Location in Allegheny County and state of Pennsylvania

South Versailles Township is a township in Allegheny County, Pennsylvania, United States. The population was 351 at the 2010 census. It contains the village of Coulter, also called Coulterville or Coulters. The U.S. Post Office in the village is called Coulters.

== History ==
South Versailles Township was formed on September 18, 1869, by a division of old Versailles Township into the townships of North Versailles and South Versailles. In 1875, the second precinct of South Versailles separated to form a new Versailles Township, leaving South Versailles with only a small area around the villages of Coulter, Osceola (also known as Emblem), and Alpsville. These villages were coal mining communities from about 1850 until the coal was depleted in about 1910. Alpsville and Osceola have since vanished.

== Geography ==
The township is a narrow strip of land located on the right (east) bank of the Youghiogheny River, between it and the Westmoreland County line. It contains the village of Coulter and a couple of small coal strip mines.

According to the United States Census Bureau, the township has a total area of 1.0 sqmi, of which 0.9 sqmi is land and 0.1 sqmi, or 12.24%, is water.

== Government and politics ==

Presidential election results
| Year | Republican | Democratic | Third parties |
|---|---|---|---|
| 2020 | 74% 143 | 24% 46 | 1% 2 |
| 2016 | 76% 119 | 24% 37 | 1% 1 |
| 2012 | 62% 96 | 37% 57 | 1% 1 |

== Surrounding and adjacent neighborhoods ==
South Versailles has two land borders with White Oak to the north and North Huntingdon Township in Westmoreland County to the east. Across the Youghiogheny River to the west, South Versailles runs adjacent with Elizabeth Township.

== Demographics ==

As of the 2000 census, there were 351 people, 151 households, and 107 families residing in the township. The population density was 407.6 PD/sqmi. There were 162 housing units at an average density of 188.1 /sqmi.
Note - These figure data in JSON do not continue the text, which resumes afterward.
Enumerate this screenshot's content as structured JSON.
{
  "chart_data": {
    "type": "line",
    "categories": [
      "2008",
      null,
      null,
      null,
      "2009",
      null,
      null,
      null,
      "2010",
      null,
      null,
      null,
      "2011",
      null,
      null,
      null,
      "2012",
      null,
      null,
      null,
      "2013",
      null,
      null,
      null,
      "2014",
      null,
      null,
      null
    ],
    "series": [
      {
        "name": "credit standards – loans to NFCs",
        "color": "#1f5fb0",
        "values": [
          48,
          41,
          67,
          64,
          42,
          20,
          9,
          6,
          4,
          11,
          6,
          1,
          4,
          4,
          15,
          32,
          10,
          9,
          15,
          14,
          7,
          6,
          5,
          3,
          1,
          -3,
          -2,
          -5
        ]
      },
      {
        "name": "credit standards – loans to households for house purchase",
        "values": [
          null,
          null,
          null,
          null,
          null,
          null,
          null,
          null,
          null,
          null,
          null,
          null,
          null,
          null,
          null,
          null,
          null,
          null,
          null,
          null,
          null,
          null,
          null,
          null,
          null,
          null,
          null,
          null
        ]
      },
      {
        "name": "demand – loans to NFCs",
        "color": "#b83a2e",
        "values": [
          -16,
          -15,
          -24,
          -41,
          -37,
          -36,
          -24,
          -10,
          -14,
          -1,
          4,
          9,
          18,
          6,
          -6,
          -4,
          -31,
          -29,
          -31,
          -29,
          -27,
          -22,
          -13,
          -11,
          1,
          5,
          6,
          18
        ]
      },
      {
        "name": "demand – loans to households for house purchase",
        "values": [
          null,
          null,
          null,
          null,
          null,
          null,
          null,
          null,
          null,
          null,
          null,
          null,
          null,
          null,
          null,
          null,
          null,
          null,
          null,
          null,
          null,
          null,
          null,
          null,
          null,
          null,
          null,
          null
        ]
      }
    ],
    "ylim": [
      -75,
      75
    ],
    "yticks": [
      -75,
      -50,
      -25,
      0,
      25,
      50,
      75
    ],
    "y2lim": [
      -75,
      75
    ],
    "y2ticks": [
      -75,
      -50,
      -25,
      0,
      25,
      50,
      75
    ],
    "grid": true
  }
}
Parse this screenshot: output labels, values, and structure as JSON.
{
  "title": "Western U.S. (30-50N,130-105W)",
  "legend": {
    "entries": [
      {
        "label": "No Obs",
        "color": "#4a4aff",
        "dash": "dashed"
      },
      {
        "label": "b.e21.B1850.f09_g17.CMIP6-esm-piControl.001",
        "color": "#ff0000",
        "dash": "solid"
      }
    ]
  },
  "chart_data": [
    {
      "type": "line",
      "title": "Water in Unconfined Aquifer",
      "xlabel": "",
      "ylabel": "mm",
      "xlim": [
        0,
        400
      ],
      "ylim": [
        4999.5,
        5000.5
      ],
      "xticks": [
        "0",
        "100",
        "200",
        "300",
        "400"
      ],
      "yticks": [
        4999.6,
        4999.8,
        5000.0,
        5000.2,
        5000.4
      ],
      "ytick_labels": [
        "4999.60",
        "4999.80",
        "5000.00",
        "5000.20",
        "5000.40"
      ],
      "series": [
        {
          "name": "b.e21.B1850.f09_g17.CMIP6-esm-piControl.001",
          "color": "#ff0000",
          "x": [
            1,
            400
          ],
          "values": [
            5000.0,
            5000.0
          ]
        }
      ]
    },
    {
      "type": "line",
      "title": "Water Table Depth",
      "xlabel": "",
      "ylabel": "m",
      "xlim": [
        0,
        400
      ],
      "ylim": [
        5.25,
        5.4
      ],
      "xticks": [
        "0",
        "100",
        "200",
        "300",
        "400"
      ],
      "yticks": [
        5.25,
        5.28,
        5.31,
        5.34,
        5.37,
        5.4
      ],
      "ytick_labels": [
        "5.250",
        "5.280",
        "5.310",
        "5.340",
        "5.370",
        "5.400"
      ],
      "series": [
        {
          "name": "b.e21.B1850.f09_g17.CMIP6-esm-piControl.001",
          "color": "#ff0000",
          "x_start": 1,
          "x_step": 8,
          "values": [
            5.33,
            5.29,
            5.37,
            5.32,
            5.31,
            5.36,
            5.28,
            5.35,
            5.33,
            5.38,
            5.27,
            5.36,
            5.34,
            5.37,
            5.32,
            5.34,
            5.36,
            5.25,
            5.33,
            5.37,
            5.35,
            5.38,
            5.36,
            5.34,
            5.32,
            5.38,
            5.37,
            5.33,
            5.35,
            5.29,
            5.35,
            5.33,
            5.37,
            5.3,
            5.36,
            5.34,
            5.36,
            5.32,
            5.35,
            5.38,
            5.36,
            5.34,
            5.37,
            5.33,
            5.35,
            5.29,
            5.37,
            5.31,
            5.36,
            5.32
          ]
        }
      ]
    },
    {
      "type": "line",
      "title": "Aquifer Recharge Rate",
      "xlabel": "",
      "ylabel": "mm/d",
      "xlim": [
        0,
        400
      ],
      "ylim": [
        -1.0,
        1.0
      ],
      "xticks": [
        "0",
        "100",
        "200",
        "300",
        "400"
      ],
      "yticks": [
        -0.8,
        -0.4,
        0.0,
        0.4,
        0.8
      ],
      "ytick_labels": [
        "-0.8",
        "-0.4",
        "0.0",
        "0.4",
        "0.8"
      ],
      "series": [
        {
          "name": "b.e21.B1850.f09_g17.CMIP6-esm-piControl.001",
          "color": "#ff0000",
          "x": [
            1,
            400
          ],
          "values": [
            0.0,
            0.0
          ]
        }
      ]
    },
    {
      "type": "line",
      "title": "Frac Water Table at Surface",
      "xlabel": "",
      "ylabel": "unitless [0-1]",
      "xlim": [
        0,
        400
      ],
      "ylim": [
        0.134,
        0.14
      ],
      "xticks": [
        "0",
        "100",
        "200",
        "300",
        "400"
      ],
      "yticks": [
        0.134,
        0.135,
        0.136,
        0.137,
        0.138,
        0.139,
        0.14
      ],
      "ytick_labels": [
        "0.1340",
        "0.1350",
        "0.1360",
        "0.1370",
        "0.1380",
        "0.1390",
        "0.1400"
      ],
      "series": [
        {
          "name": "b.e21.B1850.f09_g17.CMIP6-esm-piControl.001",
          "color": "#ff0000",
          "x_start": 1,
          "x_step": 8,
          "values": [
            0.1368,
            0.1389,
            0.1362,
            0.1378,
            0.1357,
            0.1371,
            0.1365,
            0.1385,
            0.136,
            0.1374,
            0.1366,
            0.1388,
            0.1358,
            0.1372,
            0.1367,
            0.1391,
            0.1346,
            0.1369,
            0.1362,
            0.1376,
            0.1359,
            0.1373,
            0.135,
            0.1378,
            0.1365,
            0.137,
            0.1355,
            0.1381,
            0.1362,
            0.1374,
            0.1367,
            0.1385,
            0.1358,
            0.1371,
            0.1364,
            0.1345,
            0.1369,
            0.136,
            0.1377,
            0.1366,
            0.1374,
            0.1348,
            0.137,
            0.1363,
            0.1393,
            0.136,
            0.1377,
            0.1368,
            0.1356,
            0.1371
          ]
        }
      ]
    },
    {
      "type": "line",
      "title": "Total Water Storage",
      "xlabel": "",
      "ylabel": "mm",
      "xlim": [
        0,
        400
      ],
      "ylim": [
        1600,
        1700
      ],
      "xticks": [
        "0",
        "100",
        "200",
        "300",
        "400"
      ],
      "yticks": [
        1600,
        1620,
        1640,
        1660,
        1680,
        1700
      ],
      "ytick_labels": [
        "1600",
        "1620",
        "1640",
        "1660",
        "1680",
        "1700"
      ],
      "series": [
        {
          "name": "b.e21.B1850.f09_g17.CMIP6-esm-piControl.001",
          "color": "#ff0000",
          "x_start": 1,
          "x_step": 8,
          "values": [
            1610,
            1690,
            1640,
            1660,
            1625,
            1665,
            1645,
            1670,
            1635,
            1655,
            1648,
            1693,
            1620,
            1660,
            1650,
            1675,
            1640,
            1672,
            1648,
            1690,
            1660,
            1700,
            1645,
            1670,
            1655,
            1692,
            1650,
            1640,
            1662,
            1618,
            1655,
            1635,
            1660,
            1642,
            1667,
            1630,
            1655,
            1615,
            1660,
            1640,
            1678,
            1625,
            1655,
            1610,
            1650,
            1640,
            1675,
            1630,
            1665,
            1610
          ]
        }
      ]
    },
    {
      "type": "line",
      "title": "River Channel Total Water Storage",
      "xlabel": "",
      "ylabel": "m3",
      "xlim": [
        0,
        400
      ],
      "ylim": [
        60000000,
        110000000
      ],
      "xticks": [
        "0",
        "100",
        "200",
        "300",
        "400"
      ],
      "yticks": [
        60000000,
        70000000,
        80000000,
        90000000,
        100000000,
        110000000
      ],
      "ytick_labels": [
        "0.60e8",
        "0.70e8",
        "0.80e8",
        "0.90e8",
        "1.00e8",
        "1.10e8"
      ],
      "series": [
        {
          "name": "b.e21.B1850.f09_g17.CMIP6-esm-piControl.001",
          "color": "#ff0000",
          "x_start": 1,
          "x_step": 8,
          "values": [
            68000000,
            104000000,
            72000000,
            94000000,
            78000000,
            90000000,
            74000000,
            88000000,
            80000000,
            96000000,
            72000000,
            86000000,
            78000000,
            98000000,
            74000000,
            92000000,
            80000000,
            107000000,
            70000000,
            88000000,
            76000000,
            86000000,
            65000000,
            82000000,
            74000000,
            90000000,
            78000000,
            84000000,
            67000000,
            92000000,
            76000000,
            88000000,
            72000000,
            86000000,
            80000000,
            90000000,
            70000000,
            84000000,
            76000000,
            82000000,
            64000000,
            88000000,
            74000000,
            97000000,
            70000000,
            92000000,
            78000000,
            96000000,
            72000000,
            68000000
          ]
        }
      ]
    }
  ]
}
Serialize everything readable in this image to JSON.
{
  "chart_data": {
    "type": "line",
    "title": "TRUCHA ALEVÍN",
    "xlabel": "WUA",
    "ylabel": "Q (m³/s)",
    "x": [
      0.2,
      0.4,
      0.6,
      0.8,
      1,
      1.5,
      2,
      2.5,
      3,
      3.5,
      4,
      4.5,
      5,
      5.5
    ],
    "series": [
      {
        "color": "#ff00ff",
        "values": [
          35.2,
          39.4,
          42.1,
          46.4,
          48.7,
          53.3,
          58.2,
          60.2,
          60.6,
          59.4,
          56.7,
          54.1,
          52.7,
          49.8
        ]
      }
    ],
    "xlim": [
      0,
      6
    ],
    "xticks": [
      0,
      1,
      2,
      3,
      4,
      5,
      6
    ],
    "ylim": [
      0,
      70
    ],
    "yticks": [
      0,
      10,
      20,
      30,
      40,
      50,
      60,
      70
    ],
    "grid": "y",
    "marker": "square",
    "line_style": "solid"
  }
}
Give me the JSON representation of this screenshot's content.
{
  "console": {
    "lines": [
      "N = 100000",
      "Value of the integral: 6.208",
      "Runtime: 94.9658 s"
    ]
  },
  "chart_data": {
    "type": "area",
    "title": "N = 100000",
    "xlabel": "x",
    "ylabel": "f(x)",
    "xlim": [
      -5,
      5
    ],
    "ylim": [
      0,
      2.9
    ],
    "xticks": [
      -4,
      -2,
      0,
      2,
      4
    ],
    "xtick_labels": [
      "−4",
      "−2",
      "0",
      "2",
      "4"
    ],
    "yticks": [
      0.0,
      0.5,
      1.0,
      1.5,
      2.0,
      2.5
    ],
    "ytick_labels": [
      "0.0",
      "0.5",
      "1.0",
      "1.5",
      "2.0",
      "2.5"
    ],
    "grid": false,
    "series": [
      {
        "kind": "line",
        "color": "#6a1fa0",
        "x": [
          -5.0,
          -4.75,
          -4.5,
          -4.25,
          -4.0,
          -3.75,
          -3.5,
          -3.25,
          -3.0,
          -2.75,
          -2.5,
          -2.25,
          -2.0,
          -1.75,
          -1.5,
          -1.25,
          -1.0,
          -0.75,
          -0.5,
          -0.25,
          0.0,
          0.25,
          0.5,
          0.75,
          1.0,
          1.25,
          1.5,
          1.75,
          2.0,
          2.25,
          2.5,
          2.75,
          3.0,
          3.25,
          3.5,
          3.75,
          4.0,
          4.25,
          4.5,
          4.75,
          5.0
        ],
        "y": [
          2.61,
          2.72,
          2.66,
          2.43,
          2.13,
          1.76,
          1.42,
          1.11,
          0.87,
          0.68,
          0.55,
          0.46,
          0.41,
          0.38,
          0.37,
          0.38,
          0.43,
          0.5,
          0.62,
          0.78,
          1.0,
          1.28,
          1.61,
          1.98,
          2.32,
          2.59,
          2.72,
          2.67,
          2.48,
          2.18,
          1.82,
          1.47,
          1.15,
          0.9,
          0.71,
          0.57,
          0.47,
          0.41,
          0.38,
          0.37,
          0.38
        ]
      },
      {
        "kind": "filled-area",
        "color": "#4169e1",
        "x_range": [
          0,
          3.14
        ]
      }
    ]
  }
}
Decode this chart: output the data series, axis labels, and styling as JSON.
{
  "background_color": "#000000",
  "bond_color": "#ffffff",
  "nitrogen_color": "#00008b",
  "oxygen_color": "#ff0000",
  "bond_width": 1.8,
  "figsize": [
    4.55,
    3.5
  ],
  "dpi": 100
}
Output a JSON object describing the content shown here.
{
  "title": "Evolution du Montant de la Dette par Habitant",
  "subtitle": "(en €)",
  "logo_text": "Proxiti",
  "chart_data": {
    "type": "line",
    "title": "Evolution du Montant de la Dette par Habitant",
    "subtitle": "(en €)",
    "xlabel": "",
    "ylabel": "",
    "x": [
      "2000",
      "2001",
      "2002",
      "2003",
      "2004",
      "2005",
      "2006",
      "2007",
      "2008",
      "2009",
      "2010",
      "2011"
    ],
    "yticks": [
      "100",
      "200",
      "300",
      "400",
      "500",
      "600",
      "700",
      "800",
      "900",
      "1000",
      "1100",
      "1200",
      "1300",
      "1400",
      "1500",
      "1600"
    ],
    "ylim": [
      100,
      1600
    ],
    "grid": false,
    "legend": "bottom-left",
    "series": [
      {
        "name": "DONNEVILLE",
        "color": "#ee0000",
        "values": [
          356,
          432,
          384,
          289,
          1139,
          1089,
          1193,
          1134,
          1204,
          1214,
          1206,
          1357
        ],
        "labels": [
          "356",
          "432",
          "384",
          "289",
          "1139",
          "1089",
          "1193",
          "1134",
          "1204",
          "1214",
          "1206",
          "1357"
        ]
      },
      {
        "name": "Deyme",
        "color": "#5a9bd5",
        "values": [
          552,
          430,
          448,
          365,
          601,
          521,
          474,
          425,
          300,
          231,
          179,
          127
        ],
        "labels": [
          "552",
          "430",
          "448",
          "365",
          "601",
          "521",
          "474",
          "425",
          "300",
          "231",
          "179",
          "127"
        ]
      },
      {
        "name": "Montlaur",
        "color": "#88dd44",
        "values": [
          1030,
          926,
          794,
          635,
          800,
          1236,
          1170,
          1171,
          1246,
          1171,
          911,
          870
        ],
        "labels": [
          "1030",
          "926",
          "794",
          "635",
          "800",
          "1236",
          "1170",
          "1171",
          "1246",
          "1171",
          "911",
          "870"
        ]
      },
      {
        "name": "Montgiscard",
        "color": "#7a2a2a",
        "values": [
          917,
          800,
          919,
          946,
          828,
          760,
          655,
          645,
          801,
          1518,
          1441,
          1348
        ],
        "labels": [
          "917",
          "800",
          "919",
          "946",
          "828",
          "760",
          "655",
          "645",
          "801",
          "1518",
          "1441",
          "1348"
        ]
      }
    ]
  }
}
The racial makeup of the township was 100.00% White. Hispanic or Latino of any race were 0.28% of the population.

There were 151 households, out of which 23.8% had children under the age of 18 living with them, 54.3% were married couples living together, 11.3% had a female householder with no husband present, and 29.1% were non-families. 26.5% of all households were made up of individuals, and 14.6% had someone living alone who was 65 years of age or older. The average household size was 2.32 and the average family size was 2.81.

In the township the population was spread out, with 18.8% under the age of 18, 6.6% from 18 to 24, 23.1% from 25 to 44, 25.4% from 45 to 64, and 26.2% who were 65 years of age or older. The median age was 46 years. For every 100 females, there were 98.3 males. For every 100 females age 18 and over, there were 97.9 males.

The median income for a household in the township was $33,125, and the median income for a family was $42,500. Males had a median income of $35,625 versus $22,292 for females. The per capita income for the township was $16,414. About 5.8% of families and 8.9% of the population were below the poverty line, including 14.1% of those under age 18 and 2.2% of those age 65 or over.

Historical population
| Census | Pop. | Note | %± |
| 2010 | 351 |  | — |
| 2018 (est.) | 339 |  | −3.4% |
U.S. Decennial Census

== Notable people ==
- Joe "Moon" Harris, a Major League Baseball player in the early 20th century, was born in Coulter, which is a part of South Versailles.
- Art Rooney, founder of the Pittsburgh Steelers, was born in Coulter.